Für Gaby Schröder, Geschäftsführerin des Alexander-Stifts, ist die aktuelle Situation angesichts des herrschenden Fachkräftemangels nicht hinnehmbar: „Wir begegnen der Mangelsituation, indem wir intensiv für den Pflegeberuf werben und die Rahmenbedingungen für die Ausbildung laufend verbessern. Auch haben wir unsere Ausbildungskapazitäten deutlich erhöht und erfreulicherweise zahlreiche Bewerbungen erhalten. Die aktuellen bürokratischen und organisatorischen Hindernisse bremsen uns aber massiv aus. Sie stehen in krassem Widerspruch zu den Zielen der Ausbildungsoffensive Pflege der Bundesregierung, die bis 2023 die Zahl der Ausbildungsplätze um 10 Prozent steigern will.“

Jens Weber, Geschäftsführer der Ludwig Schlaich Akademie in Waiblingen, die sich mit ihrer Altenpflegefachschule der AG Masterplan angeschlossen hat ergänzt: „Zwar können wir einen Teil des Bedarfs an Pädiatrie-Einsatzstellen in Einrichtungen der Diakonie Stetten auffangen, aber das reicht bei weitem nicht aus. Wenn nicht ausreichend Einsatzstellen für alle Interessenten zur Verfügung stehen können womöglich unsere Kurse nicht starten. Wir müssten motivierte junge Leute enttäuschen und der Ausbildungsjahrgang müsste komplett gecancelt werden. Das wäre angesichts des bestehenden Mangels eine fatale Entwicklung.“

Gaby Schröder und Jens Weber sind sich mit den weiteren Ausbildungsträgern im Rems-Murr-Kreis einig, dass bei der Umsetzung der Ausbildungsreform noch dringender Unterstützungs- und Nachbesserungsbedarf besteht. Sie fordern die politischen Akteure auf, die bestehenden Hürden schnellstmöglich abzubauen. Jens Weber präzisiert: „Konkret würde es helfen, wenn die Landesregierung, zumindest übergangsweise, Voraussetzungen schafft, dass die Ausbildung zur Pflegefachfrau / zum Pflegefachmann auch ohne verpflichtende Ableistung des 60 Stunden Pflichteinsatz in der Pädiatrie absolviert werden kann. Es wäre fatal, wenn dringend benötigte Ausbildungsplätze aufgrund eines nicht erfolgten Einsatzes von etwa anderthalb Wochen -  bei einer Gesamtdauer von drei Jahren - wegfallen.“

Hintergrund:

Das im Juli 2017 beschlossene Pflegeberufereformgesetz ist zum 01.01.2020 in Kraft getreten. Die bisher im Altenpflegegesetz und im Krankenpflegegesetz getrennt geregelten Pflegeausbildungen werden in einem neuen Pflegeberufegesetz zusammengeführt. Alle Auszubildenden erhalten zwei Jahre lang eine gemeinsame, generalistisch ausgerichtete Ausbildung, in der sie einen Vertiefungsbereich in der praktischen Ausbildung wählen. Auszubildende, die im dritten Ausbildungsjahr die generalistische Ausbildung fortsetzen, erwerben den Berufsabschluss „Pflegefachfrau“ bzw. „Pflegefachmann“. Auszubildende, die ihren Schwerpunkt in der Pflege alter Menschen oder der Versorgung von Kindern und Jugendlichen sehen, können wählen, ob sie – statt die generalistische Ausbildung fortzusetzen – einen gesonderten Abschluss in der Altenpflege oder Gesundheits- und Kinderkrankenpflege erwerben wollen.
(Quelle: www.bundesgesundheitsministerium.de/pflegeberufegesetz.html)

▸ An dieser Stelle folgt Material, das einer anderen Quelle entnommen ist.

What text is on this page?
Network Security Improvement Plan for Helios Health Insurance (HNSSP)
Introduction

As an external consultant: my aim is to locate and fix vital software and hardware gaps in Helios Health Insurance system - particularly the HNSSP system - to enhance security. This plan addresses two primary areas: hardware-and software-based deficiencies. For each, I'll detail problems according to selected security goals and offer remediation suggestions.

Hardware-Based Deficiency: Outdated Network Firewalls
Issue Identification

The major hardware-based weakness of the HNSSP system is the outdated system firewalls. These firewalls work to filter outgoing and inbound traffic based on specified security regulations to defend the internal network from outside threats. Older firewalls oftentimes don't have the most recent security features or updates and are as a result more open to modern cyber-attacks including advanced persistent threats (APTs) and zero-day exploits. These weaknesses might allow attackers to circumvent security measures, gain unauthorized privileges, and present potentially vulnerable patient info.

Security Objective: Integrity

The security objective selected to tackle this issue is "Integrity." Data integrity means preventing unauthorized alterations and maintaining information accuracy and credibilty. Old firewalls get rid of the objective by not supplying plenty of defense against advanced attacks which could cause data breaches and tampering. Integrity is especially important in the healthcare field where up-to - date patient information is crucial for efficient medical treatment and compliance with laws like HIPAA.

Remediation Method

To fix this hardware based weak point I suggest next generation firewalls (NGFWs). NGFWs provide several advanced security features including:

In der „AG Masterplan“ zur Koordinierung der Ausbildungsaktivitäten im Rems-Murr-Kreis haben sich folgende Pflegeschulen zusammengeschlossen:

  • Camphill gGmbH – Berufsfachschulen für Altenpflege und Altenpflegehilfe Fellbach
  • Ludwig Schlaich Akademie der Diakonie Stetten - Pflegefachschule Waiblingen
  • Maria-Merian-Schule Waiblingen
  • Ev. Altenpflegeschule Weinstadt-Beutelsbach, Großheppacher Schwesternschaft
  • Ev. Pflegeschule Backnang, Stiftung Altenheime Backnang und Wildberg
  • Bildungszentrum für Gesundheitsberufe Winnenden
  • Diakonisches Institut für soziale Berufe gGmbH, Berufsfachschule für Pflege

Die AG wird vom Landratsamt des Rems-Murr-Kreises unterstützt.